1) jbwhite (the original post) essentially was saying 'figure out the worst imbalance, and then assume a balanced three phase load where each leg has as many lamps as the most heavily loaded leg'. Pretty reasonable and simple. There was an error in the calculation, in that he calculates the single phase load but doesn't correctly take this single phase load and combine it into a three phase load. My recalculation gives a load of 43.3A/phase.
2) Dennis, you play a slight variation, figuring out the worst imbalance as seen by a single phase leg, and then assuming a balanced three phase system that looks like that. You don't bother with vector addition to get the single phase load, so you are basically doing the 'assume the system is balanced' but at the level of each leg, rather than for the whole three phase system. Still quite reasonable and simple. I get 39A/phase.
3) iwire basically says 'treat this as a balanced three phase system, it will be close enough.' My recalculation gives 37.5A/phase.
4) bob gives the first answer calling for vector addition. Smart$ later does the vector addition with a spread sheet.

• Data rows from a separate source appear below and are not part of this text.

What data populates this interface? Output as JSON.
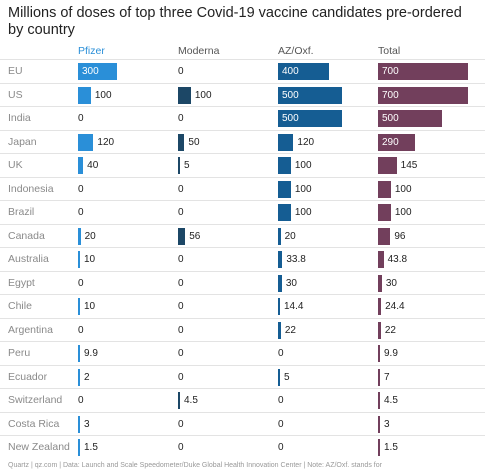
{
  "chart_data": {
    "type": "table",
    "title": "Millions of doses of top three Covid-19 vaccine candidates pre-ordered by country",
    "columns": [
      "Pfizer",
      "Moderna",
      "AZ/Oxf.",
      "Total"
    ],
    "colors": {
      "Pfizer": "#2a8fd8",
      "Moderna": "#1c4766",
      "AZ/Oxf.": "#155d93",
      "Total": "#723f5c"
    },
    "categories": [
      "EU",
      "US",
      "India",
      "Japan",
      "UK",
      "Indonesia",
      "Brazil",
      "Canada",
      "Australia",
      "Egypt",
      "Chile",
      "Argentina",
      "Peru",
      "Ecuador",
      "Switzerland",
      "Costa Rica",
      "New Zealand"
    ],
    "series": [
      {
        "name": "Pfizer",
        "values": [
          300,
          100,
          0,
          120,
          40,
          0,
          0,
          20,
          10,
          0,
          10,
          0,
          9.9,
          2,
          0,
          3,
          1.5
        ]
      },
      {
        "name": "Moderna",
        "values": [
          0,
          100,
          0,
          50,
          5,
          0,
          0,
          56,
          0,
          0,
          0,
          0,
          0,
          0,
          4.5,
          0,
          0
        ]
      },
      {
        "name": "AZ/Oxf.",
        "values": [
          400,
          500,
          500,
          120,
          100,
          100,
          100,
          20,
          33.8,
          30,
          14.4,
          22,
          0,
          5,
          0,
          0,
          0
        ]
      },
      {
        "name": "Total",
        "values": [
          700,
          700,
          500,
          290,
          145,
          100,
          100,
          96,
          43.8,
          30,
          24.4,
          22,
          9.9,
          7,
          4.5,
          3,
          1.5
        ]
      }
    ],
    "footer": "Quartz | qz.com | Data: Launch and Scale Speedometer/Duke Global Health Innovation Center | Note: AZ/Oxf. stands for"
  }
}
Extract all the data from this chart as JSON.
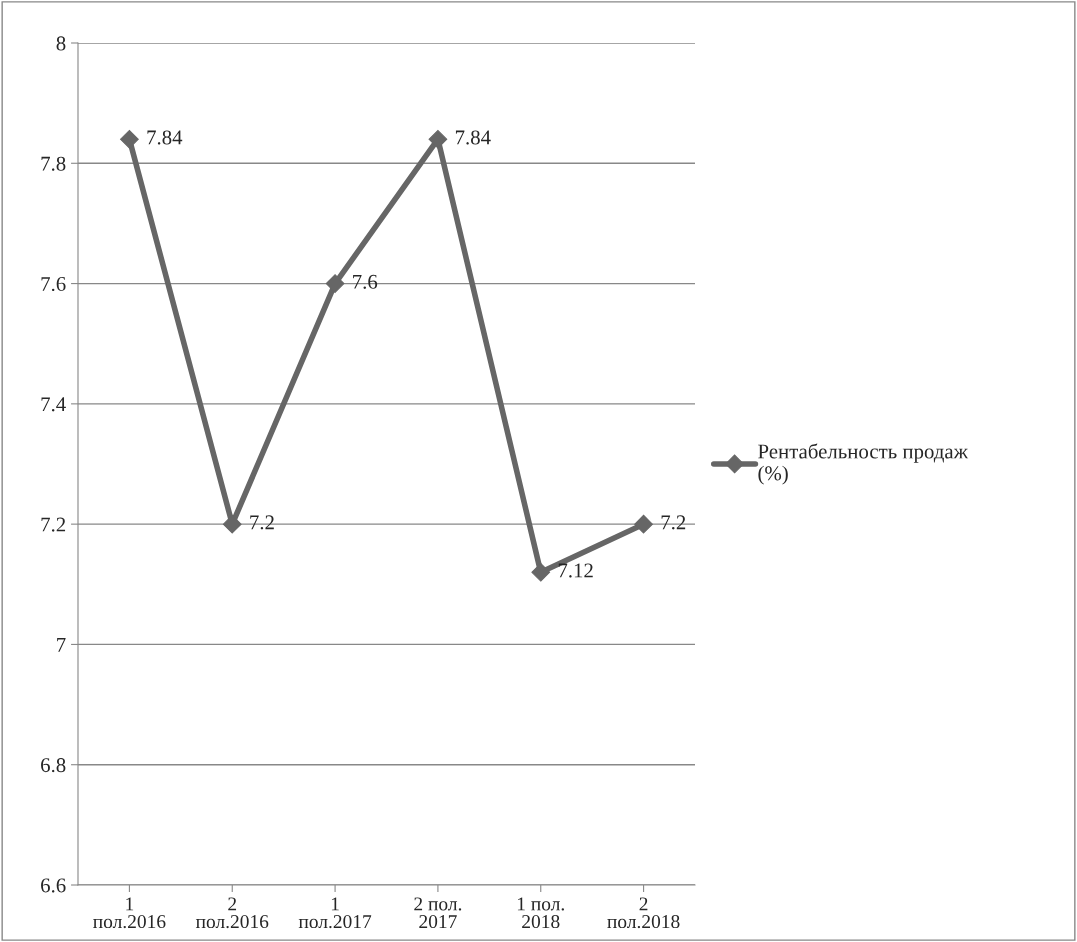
{
  "chart_data": {
    "type": "line",
    "categories": [
      "1\nпол.2016",
      "2\nпол.2016",
      "1\nпол.2017",
      "2 пол.\n2017",
      "1 пол.\n2018",
      "2\nпол.2018"
    ],
    "series": [
      {
        "name": "Рентабельность продаж\n(%)",
        "color": "#666666",
        "values": [
          7.84,
          7.2,
          7.6,
          7.84,
          7.12,
          7.2
        ]
      }
    ],
    "ylim": [
      6.6,
      8
    ],
    "yticks": [
      6.6,
      6.8,
      7,
      7.2,
      7.4,
      7.6,
      7.8,
      8
    ],
    "grid": "y",
    "legend": "right",
    "marker": "diamond",
    "line_style": "solid",
    "data_labels": true
  }
}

5) Lou calculates it two ways. First by figuring the single phase loads, and adding these up by leg, without compensating for the phase angle difference, and then by assuming a worst case balanced three phase load.

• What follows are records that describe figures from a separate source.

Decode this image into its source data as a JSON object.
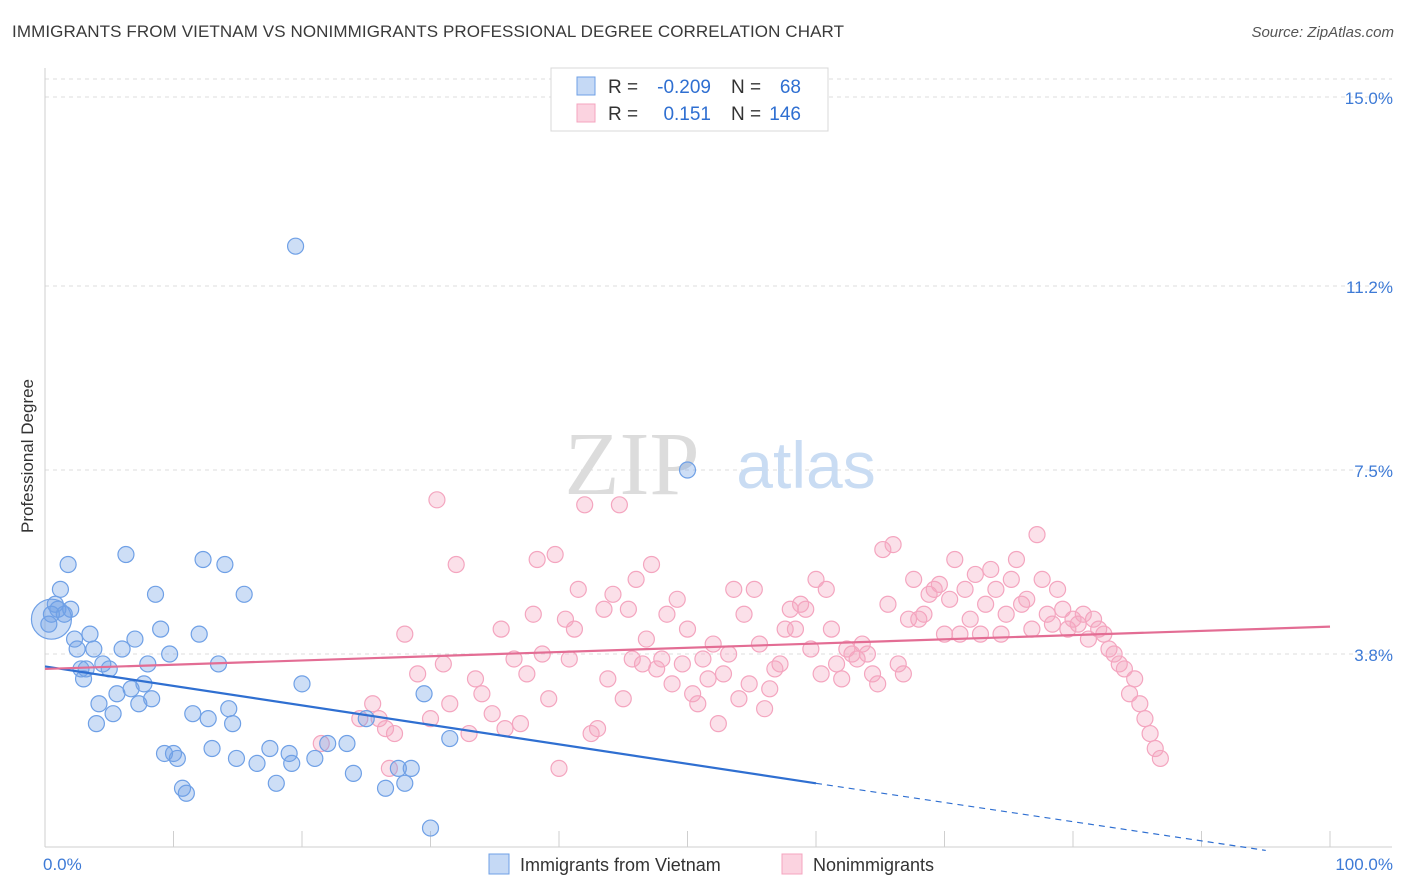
{
  "header": {
    "title": "IMMIGRANTS FROM VIETNAM VS NONIMMIGRANTS PROFESSIONAL DEGREE CORRELATION CHART",
    "source": "Source: ZipAtlas.com"
  },
  "watermark": {
    "zip": "ZIP",
    "atlas": "atlas"
  },
  "chart_data": {
    "type": "scatter",
    "title": "IMMIGRANTS FROM VIETNAM VS NONIMMIGRANTS PROFESSIONAL DEGREE CORRELATION CHART",
    "xlabel": "",
    "ylabel": "Professional Degree",
    "xlim": [
      0,
      100
    ],
    "ylim": [
      0,
      15
    ],
    "x_ticks": [
      {
        "value": 0,
        "label": "0.0%"
      },
      {
        "value": 100,
        "label": "100.0%"
      }
    ],
    "y_ticks": [
      {
        "value": 3.8,
        "label": "3.8%"
      },
      {
        "value": 7.5,
        "label": "7.5%"
      },
      {
        "value": 11.2,
        "label": "11.2%"
      },
      {
        "value": 15.0,
        "label": "15.0%"
      }
    ],
    "grid": true,
    "legend_placement": "top-center",
    "series": [
      {
        "name": "Immigrants from Vietnam",
        "color": "#6fa0e6",
        "line_color": "#2f6fd1",
        "r": "-0.209",
        "n": "68",
        "trend": {
          "x0": 0,
          "y0": 3.55,
          "x1": 60,
          "y1": 1.2,
          "dash_to_x": 95,
          "dash_to_y": -0.15
        },
        "points": [
          [
            0.3,
            4.4
          ],
          [
            0.5,
            4.6
          ],
          [
            0.8,
            4.8
          ],
          [
            1.0,
            4.7
          ],
          [
            1.2,
            5.1
          ],
          [
            1.5,
            4.6
          ],
          [
            1.8,
            5.6
          ],
          [
            2.0,
            4.7
          ],
          [
            2.3,
            4.1
          ],
          [
            2.5,
            3.9
          ],
          [
            2.8,
            3.5
          ],
          [
            3.0,
            3.3
          ],
          [
            3.5,
            4.2
          ],
          [
            3.8,
            3.9
          ],
          [
            4.0,
            2.4
          ],
          [
            4.2,
            2.8
          ],
          [
            4.5,
            3.6
          ],
          [
            5.0,
            3.5
          ],
          [
            5.3,
            2.6
          ],
          [
            5.6,
            3.0
          ],
          [
            6.0,
            3.9
          ],
          [
            6.3,
            5.8
          ],
          [
            6.7,
            3.1
          ],
          [
            7.0,
            4.1
          ],
          [
            7.3,
            2.8
          ],
          [
            7.7,
            3.2
          ],
          [
            8.0,
            3.6
          ],
          [
            8.3,
            2.9
          ],
          [
            8.6,
            5.0
          ],
          [
            9.0,
            4.3
          ],
          [
            9.3,
            1.8
          ],
          [
            9.7,
            3.8
          ],
          [
            10.0,
            1.8
          ],
          [
            10.3,
            1.7
          ],
          [
            10.7,
            1.1
          ],
          [
            11.0,
            1.0
          ],
          [
            11.5,
            2.6
          ],
          [
            12.0,
            4.2
          ],
          [
            12.3,
            5.7
          ],
          [
            12.7,
            2.5
          ],
          [
            13.0,
            1.9
          ],
          [
            13.5,
            3.6
          ],
          [
            14.0,
            5.6
          ],
          [
            14.3,
            2.7
          ],
          [
            14.6,
            2.4
          ],
          [
            14.9,
            1.7
          ],
          [
            15.5,
            5.0
          ],
          [
            16.5,
            1.6
          ],
          [
            17.5,
            1.9
          ],
          [
            18.0,
            1.2
          ],
          [
            19.0,
            1.8
          ],
          [
            19.2,
            1.6
          ],
          [
            19.5,
            12.0
          ],
          [
            20.0,
            3.2
          ],
          [
            21.0,
            1.7
          ],
          [
            22.0,
            2.0
          ],
          [
            23.5,
            2.0
          ],
          [
            24.0,
            1.4
          ],
          [
            25.0,
            2.5
          ],
          [
            26.5,
            1.1
          ],
          [
            27.5,
            1.5
          ],
          [
            28.0,
            1.2
          ],
          [
            28.5,
            1.5
          ],
          [
            29.5,
            3.0
          ],
          [
            30.0,
            0.3
          ],
          [
            31.5,
            2.1
          ],
          [
            50.0,
            7.5
          ],
          [
            3.2,
            3.5
          ]
        ],
        "big_point": [
          0.5,
          4.5
        ]
      },
      {
        "name": "Nonimmigrants",
        "color": "#f4a5bf",
        "line_color": "#e36d94",
        "r": "0.151",
        "n": "146",
        "trend": {
          "x0": 0,
          "y0": 3.5,
          "x1": 100,
          "y1": 4.35
        },
        "points": [
          [
            21.5,
            2.0
          ],
          [
            24.5,
            2.5
          ],
          [
            25.5,
            2.8
          ],
          [
            26.0,
            2.5
          ],
          [
            26.5,
            2.3
          ],
          [
            26.8,
            1.5
          ],
          [
            27.2,
            2.2
          ],
          [
            28.0,
            4.2
          ],
          [
            29.0,
            3.4
          ],
          [
            30.0,
            2.5
          ],
          [
            30.5,
            6.9
          ],
          [
            31.0,
            3.6
          ],
          [
            31.5,
            2.8
          ],
          [
            32.0,
            5.6
          ],
          [
            33.0,
            2.2
          ],
          [
            33.5,
            3.3
          ],
          [
            34.0,
            3.0
          ],
          [
            34.8,
            2.6
          ],
          [
            35.5,
            4.3
          ],
          [
            35.8,
            2.3
          ],
          [
            36.5,
            3.7
          ],
          [
            37.0,
            2.4
          ],
          [
            37.5,
            3.4
          ],
          [
            38.0,
            4.6
          ],
          [
            38.3,
            5.7
          ],
          [
            38.7,
            3.8
          ],
          [
            39.2,
            2.9
          ],
          [
            39.7,
            5.8
          ],
          [
            40.0,
            1.5
          ],
          [
            40.5,
            4.5
          ],
          [
            40.8,
            3.7
          ],
          [
            41.2,
            4.3
          ],
          [
            41.5,
            5.1
          ],
          [
            42.0,
            6.8
          ],
          [
            42.5,
            2.2
          ],
          [
            43.0,
            2.3
          ],
          [
            43.5,
            4.7
          ],
          [
            43.8,
            3.3
          ],
          [
            44.2,
            5.0
          ],
          [
            44.7,
            6.8
          ],
          [
            45.0,
            2.9
          ],
          [
            45.4,
            4.7
          ],
          [
            45.7,
            3.7
          ],
          [
            46.0,
            5.3
          ],
          [
            46.5,
            3.6
          ],
          [
            46.8,
            4.1
          ],
          [
            47.2,
            5.6
          ],
          [
            47.6,
            3.5
          ],
          [
            48.0,
            3.7
          ],
          [
            48.4,
            4.6
          ],
          [
            48.8,
            3.2
          ],
          [
            49.2,
            4.9
          ],
          [
            49.6,
            3.6
          ],
          [
            50.0,
            4.3
          ],
          [
            50.4,
            3.0
          ],
          [
            50.8,
            2.8
          ],
          [
            51.2,
            3.7
          ],
          [
            51.6,
            3.3
          ],
          [
            52.0,
            4.0
          ],
          [
            52.4,
            2.4
          ],
          [
            52.8,
            3.4
          ],
          [
            53.2,
            3.8
          ],
          [
            53.6,
            5.1
          ],
          [
            54.0,
            2.9
          ],
          [
            54.4,
            4.6
          ],
          [
            54.8,
            3.2
          ],
          [
            55.2,
            5.1
          ],
          [
            55.6,
            4.0
          ],
          [
            56.0,
            2.7
          ],
          [
            56.4,
            3.1
          ],
          [
            56.8,
            3.5
          ],
          [
            57.2,
            3.6
          ],
          [
            57.6,
            4.3
          ],
          [
            58.0,
            4.7
          ],
          [
            58.4,
            4.3
          ],
          [
            58.8,
            4.8
          ],
          [
            59.2,
            4.7
          ],
          [
            59.6,
            3.9
          ],
          [
            60.0,
            5.3
          ],
          [
            60.4,
            3.4
          ],
          [
            60.8,
            5.1
          ],
          [
            61.2,
            4.3
          ],
          [
            61.6,
            3.6
          ],
          [
            62.0,
            3.3
          ],
          [
            62.4,
            3.9
          ],
          [
            62.8,
            3.8
          ],
          [
            63.2,
            3.7
          ],
          [
            63.6,
            4.0
          ],
          [
            64.0,
            3.8
          ],
          [
            64.4,
            3.4
          ],
          [
            64.8,
            3.2
          ],
          [
            65.2,
            5.9
          ],
          [
            65.6,
            4.8
          ],
          [
            66.0,
            6.0
          ],
          [
            66.4,
            3.6
          ],
          [
            66.8,
            3.4
          ],
          [
            67.2,
            4.5
          ],
          [
            67.6,
            5.3
          ],
          [
            68.0,
            4.5
          ],
          [
            68.4,
            4.6
          ],
          [
            68.8,
            5.0
          ],
          [
            69.2,
            5.1
          ],
          [
            69.6,
            5.2
          ],
          [
            70.0,
            4.2
          ],
          [
            70.4,
            4.9
          ],
          [
            70.8,
            5.7
          ],
          [
            71.2,
            4.2
          ],
          [
            71.6,
            5.1
          ],
          [
            72.0,
            4.5
          ],
          [
            72.4,
            5.4
          ],
          [
            72.8,
            4.2
          ],
          [
            73.2,
            4.8
          ],
          [
            73.6,
            5.5
          ],
          [
            74.0,
            5.1
          ],
          [
            74.4,
            4.2
          ],
          [
            74.8,
            4.6
          ],
          [
            75.2,
            5.3
          ],
          [
            75.6,
            5.7
          ],
          [
            76.0,
            4.8
          ],
          [
            76.4,
            4.9
          ],
          [
            76.8,
            4.3
          ],
          [
            77.2,
            6.2
          ],
          [
            77.6,
            5.3
          ],
          [
            78.0,
            4.6
          ],
          [
            78.4,
            4.4
          ],
          [
            78.8,
            5.1
          ],
          [
            79.2,
            4.7
          ],
          [
            79.6,
            4.3
          ],
          [
            80.0,
            4.5
          ],
          [
            80.4,
            4.4
          ],
          [
            80.8,
            4.6
          ],
          [
            81.2,
            4.1
          ],
          [
            81.6,
            4.5
          ],
          [
            82.0,
            4.3
          ],
          [
            82.4,
            4.2
          ],
          [
            82.8,
            3.9
          ],
          [
            83.2,
            3.8
          ],
          [
            83.6,
            3.6
          ],
          [
            84.0,
            3.5
          ],
          [
            84.4,
            3.0
          ],
          [
            84.8,
            3.3
          ],
          [
            85.2,
            2.8
          ],
          [
            85.6,
            2.5
          ],
          [
            86.0,
            2.2
          ],
          [
            86.4,
            1.9
          ],
          [
            86.8,
            1.7
          ]
        ]
      }
    ]
  },
  "legend": {
    "items": [
      {
        "r_label": "R =",
        "r_value": "-0.209",
        "n_label": "N =",
        "n_value": "68"
      },
      {
        "r_label": "R =",
        "r_value": "0.151",
        "n_label": "N =",
        "n_value": "146"
      }
    ]
  },
  "bottom_legend": {
    "items": [
      {
        "label": "Immigrants from Vietnam"
      },
      {
        "label": "Nonimmigrants"
      }
    ]
  }
}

For Lou's first method I recalculate 45A on the heavily loaded legs. Note: 39 * (2/1.732) = 45; so the difference between Lou's and Dennis' method is in how loads on individual branches were added up.
For Lou's second method, I get 43.3A/phase, the same as the original method with the 1.732 factor brought in.
6) bob gives an approach that drops the vector addition: calculate this by assuming a balanced three phase load for the _balanced_ portion, and then simply adding the unbalanced portion, without worrying about vectors. 12 lamps balanced gives 34.7A. The unbalanced lamp is drawing 5A, so I just add this to the legs in question, giving 39.7A.
7) Smart$ presents a spreadsheet that does the calculations using a simplified equation that would give the vector addition results if you assume an exact 120 degree phase angle difference. This is itself an approximation, but far closer than simply adding the values up. My recalculation gives 39A on the heavily loaded legs (I get a different number because Smart$ assumed 1200W and 0.9 power factor; I am assuming 1200VA with the power factor in the 1200 number)
IMHO approach 6 is the one that makes the most sense if doing this on paper and pencil: figure out the balanced load, and then add something for the unbalanced portion. It isn't as accurate as the spreadsheet approach, but looks 'close enough' to my eye; the real question being: are there situations where you could save on wire or OCPD if you used the spreadsheet rather than approach 6? Probably; if approach 6 gives a result of 40.6A I would be inclined to take a closer look at the results.
Like most calculations, you can do a 'rough guess' first, and if the results are below a threshold, then simply decide that no further calculation is necessary; if you use a rough and ready VD calculation that you know always gives high results, and you get 2%, then you don't need to do the accurate calculation to determine that you actually expect a voltage drop of 1.673%
-Jon